One of the core ethical principles in the Norwegian welfare state is the principle of justice; all citizens should have equal access to healthcare services, including nursing homes, independent of where they live, socioeconomic status or age. Patients who apply for a permanent place in a nursing home are among society’s most vulnerable. Hence, it is of great importance that the process of nursing home placement is just. The purpose of this study was to explore which criteria and values allocation of nursing home placements are built on, and whether the process is just.
The study has a qualitative design. Data were collected through individual interviews and observation. Executive officers in different municipalities who have the formal responsibility for the placements, and GPs and nurses on short‐term wards in nursing homes were interviewed. In addition, one of the researchers observed meetings where allocation of municipal healthcare services was discussed.

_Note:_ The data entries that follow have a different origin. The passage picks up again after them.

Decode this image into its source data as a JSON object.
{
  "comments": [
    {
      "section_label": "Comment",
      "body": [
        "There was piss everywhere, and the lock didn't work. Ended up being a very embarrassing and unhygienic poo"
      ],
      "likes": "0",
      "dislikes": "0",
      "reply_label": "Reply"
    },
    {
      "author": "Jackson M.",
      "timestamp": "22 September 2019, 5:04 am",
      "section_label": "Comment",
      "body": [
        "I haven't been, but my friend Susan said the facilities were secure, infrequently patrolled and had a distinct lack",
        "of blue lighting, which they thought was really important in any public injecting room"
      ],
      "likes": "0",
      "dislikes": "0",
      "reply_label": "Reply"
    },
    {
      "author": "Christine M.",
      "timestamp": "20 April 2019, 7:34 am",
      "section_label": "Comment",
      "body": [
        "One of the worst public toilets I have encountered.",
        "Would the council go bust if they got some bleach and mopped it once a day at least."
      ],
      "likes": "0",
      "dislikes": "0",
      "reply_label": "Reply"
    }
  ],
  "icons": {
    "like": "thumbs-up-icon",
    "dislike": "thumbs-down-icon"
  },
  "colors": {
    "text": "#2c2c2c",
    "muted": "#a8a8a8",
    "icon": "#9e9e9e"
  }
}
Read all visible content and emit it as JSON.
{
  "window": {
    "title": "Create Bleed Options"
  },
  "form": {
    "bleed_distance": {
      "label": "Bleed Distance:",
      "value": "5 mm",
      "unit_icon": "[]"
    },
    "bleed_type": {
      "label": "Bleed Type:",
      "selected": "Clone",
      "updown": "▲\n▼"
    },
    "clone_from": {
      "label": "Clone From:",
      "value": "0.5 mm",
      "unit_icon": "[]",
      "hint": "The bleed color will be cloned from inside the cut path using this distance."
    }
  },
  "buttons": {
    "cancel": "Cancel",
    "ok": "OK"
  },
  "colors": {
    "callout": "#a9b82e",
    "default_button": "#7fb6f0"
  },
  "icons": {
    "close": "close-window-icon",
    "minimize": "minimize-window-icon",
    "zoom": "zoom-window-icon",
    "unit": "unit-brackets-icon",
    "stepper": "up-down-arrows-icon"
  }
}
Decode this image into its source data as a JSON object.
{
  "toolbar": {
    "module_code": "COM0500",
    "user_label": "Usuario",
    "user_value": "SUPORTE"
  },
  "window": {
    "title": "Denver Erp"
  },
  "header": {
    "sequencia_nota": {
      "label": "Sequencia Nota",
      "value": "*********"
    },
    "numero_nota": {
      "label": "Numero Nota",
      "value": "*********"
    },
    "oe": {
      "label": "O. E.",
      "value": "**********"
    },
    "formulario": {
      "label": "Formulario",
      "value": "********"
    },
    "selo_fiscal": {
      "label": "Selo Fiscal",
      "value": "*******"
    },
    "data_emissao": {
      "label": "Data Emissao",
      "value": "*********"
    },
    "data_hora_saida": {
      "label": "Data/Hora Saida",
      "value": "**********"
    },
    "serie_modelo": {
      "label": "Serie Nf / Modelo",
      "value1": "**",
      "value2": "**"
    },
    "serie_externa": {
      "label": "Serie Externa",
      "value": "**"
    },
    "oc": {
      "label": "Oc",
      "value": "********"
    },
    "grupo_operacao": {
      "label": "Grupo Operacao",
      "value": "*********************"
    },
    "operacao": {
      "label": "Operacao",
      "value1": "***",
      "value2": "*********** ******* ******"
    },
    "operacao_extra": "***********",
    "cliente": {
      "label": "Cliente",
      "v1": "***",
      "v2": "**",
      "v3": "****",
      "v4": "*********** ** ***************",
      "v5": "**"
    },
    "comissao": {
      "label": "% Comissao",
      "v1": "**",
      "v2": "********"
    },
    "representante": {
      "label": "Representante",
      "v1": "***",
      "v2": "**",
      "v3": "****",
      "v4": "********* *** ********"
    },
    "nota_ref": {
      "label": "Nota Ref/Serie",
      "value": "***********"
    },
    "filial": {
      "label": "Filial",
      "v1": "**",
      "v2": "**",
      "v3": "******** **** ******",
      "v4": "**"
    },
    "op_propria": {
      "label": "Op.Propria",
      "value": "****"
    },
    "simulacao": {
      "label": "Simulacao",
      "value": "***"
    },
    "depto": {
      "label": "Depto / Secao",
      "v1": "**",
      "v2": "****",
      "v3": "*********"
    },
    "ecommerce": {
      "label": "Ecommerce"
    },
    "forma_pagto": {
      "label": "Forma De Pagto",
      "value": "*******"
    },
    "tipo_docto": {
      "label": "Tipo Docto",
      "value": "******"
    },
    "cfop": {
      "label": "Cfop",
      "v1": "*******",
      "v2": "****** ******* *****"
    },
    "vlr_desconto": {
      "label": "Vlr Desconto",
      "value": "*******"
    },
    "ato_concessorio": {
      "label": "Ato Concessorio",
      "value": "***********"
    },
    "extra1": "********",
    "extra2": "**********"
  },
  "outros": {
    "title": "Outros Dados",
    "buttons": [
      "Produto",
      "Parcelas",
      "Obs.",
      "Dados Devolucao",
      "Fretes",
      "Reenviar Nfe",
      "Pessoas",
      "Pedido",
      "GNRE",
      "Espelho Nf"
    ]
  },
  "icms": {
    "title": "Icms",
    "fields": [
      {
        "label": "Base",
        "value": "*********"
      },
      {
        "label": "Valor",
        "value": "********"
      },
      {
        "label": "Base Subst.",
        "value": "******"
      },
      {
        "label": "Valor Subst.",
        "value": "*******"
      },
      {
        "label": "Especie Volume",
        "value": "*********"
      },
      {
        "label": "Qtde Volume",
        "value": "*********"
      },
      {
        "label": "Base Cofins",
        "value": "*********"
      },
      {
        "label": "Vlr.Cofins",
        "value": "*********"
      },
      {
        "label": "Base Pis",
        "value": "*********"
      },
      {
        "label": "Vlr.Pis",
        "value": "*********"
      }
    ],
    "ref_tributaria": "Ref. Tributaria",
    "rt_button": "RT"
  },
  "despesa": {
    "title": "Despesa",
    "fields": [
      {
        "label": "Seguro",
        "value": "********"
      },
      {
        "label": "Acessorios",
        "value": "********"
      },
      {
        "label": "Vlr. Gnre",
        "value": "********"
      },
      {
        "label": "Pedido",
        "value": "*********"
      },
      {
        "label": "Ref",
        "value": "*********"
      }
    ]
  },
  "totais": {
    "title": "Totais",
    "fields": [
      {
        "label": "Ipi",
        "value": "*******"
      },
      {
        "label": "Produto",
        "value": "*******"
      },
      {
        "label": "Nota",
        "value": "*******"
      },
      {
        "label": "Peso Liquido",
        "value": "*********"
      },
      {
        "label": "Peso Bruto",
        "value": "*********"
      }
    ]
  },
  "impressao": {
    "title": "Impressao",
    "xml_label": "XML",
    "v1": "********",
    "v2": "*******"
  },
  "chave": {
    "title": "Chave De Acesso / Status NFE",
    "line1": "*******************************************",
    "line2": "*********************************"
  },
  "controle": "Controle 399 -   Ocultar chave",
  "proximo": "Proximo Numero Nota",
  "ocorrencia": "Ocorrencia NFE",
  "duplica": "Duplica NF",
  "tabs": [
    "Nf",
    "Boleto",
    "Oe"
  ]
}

Healthcare personnel in primary health care mainly agree on which criteria are the most important in order to safeguard the principle of justice. However, some unintended and less highlighted factors could jeopardise the ideal of fair and just allocation. Some of these were organizational variations, variations in the municipalities’ economy, variations in individual judgments and resourceful and strong‐willed relatives.
Our study indicates that some of the weakest and most vulnerable patients in the Norwegian society are not treated equally. In order to safeguard the principle of justice, specific national criteria should be used in allocation of nursing home placements. However, national criteria are not enough. We suggest that in addition to guiding criteria, the unintended factors should be given more attention and focus on how to control them in a better way.